On Facebook, everything can be found, every memory offered for re-tasting. So something that happened years back suddenly returns, ticked off or triggered by a stray remark by someone on some issues of the past or present and it's all over back again. To each his own and a return train to a barely remembered past that whooshes to the present from deep below and says, "Hello, Remember me?."

This is what happened when someone posted a meme on school tiffin and all that and suddenly so much came back from the days gone by. I began studying in Wills little Flower school in Dhaka in 1957 and went on till 1965-66 with a year's break in between -1963-64 - when we went to Karachi and studied at Society Public school in PECHS, our neighborhood there.

After a year's spell in 1965 in Willes, I moved to Shaheen school in 1966 from which I appeared in my SSC exams. Finally school days were over and I- never comfortable with school life- was finally free to lead a life not constrained by so many rules. But I remember two things fondly from those days, The Tiffin time and the friends I made in school (s).

I am still in touch with both.

Willes

It was my first school and I was in the Nursery class, pre-school of sorts. We used to live in Tikatuli and our driver would drop me at the school. I remember the Jeep we had, even its number KBM 462. Somehow I never did like schools and have no fond memories either though no one did anything to me. I was also a ninny and still recovering.

As was the practice, my mother would make us the tiffin and it was accompanied by a plastic flask of water. Almost every kid did the same but what we liked most was the food that was on the offer by different vendors allowed in.

Three vendors are still fresh in my memory. One was the "jhal muri wala" who was everyone's favourite and very very cheap to buy. A paper cone full of the muri, chanchur, mustard oil and chopped chilli was divine to look at let alone taste. Those who had it would jet off to a divine paradise of snacks land. The paper used to wrap the stuff ware the daily newspapers I remember. What do they use now.?

Another was the fruit vendor offering sliced, guava, raw unripe mangoes, olives, etc with a lot of hot spices which kids loved. Another was the "kothbel" with a stick stuck inside and kids ate that by picking the flesh out.

Finally, of course came the ice cream. The vendor was the Baby ice cream van and they had two versions. Two annas ones which came wrapped in foil and obviously milky white and very delicious while the one annas version was more like a brown ice lolly.

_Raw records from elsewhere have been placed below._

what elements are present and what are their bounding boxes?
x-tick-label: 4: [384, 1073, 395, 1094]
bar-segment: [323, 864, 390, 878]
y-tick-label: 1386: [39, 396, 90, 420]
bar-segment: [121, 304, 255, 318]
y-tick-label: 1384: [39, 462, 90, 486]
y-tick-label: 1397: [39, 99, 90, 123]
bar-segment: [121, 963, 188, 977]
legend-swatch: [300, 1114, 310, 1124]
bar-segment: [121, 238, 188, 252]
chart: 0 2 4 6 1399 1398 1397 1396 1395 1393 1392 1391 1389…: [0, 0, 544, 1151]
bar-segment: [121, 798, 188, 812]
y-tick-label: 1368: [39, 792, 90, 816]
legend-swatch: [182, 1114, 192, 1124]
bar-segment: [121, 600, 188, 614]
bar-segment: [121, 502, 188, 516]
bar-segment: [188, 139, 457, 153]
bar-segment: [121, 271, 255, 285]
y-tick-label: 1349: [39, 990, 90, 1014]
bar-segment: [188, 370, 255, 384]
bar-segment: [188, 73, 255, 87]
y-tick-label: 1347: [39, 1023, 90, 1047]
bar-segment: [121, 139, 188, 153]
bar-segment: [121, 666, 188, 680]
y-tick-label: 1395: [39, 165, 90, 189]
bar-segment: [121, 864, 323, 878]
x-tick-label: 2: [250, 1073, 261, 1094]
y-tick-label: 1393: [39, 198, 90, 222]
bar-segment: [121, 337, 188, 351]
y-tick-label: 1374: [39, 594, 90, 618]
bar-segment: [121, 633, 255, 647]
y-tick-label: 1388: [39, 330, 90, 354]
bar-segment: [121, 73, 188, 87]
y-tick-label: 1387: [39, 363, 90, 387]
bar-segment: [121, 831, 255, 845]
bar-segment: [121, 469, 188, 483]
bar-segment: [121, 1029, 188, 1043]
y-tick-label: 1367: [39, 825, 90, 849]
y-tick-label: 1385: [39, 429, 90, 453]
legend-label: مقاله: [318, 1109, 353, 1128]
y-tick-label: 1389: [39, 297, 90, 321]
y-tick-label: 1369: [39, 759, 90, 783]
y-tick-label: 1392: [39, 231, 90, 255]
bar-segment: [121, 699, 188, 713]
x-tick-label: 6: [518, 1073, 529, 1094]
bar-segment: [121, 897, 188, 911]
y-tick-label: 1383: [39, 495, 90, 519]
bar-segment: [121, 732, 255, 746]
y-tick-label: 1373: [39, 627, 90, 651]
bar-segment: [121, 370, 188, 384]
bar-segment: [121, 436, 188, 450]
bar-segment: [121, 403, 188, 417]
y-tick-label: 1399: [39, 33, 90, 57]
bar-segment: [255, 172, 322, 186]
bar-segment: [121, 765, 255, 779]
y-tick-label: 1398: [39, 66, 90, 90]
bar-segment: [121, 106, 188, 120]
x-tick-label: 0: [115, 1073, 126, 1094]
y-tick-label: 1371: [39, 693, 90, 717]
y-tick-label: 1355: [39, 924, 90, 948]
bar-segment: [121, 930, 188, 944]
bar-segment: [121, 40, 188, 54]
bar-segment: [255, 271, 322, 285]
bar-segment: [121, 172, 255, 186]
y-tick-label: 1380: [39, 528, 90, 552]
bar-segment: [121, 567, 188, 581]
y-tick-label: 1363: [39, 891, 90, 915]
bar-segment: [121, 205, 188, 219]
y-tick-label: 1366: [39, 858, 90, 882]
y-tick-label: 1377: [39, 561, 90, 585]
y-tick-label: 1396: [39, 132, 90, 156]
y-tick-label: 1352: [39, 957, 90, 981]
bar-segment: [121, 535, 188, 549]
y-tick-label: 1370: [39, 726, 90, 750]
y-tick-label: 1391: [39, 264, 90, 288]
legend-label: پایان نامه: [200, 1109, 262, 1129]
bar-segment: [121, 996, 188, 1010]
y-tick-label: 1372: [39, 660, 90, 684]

Sad to say, my very health conscious and strict mother told me never to have any of the snacks I have described above, I was only allowed the two annas type ice cream and that too once a week so in many ways my school hood was a denied and deprived one, at least of the common street snacks for school kids sort are concerned. Till date almost 70 years later, I wish I had tasted them.

Society Public school

The Karachi school didn't have a canteen or a bunch of people selling stuff outside the gate. So we all took our tiffin from home. I think the most memorable event was that I took my tiffin to school on the last day of classes before summer vacation and didn't have it. I put the bag with the tiffin inside for quite a while before a howling smell overran the house. We all looked for the dead animal or something horrific till the culprit, a totally rotten egg and bread was found followed by collective throw ups. Well, at least it was dramatic if not delicious.

Shaheen school

It was the first time I had tiffin provided by the school. The canteen was a bit away from the classes and the sky was full of hawks and kites, birds of prey. On most days, we had buns and bananas, not exactly the most imaginative tiffins for early teenagers but on the day we hat hot patties, it was terrific. They were delicious. The problem was that the flying birds also loved it.

It was the duty of the class monitor to get the tiffin piled up in a tray and bring it back to the class and the birds would inevitably swoop down and even the tiffin guard -assistant monitor - tried his best to ward them off, some would go missing. Scratches and bruises from bird's claws were not unknown. But the battle for the patties went on and in the end; the memory mixed with it all still remains even though the tiffin and the birds are long gone.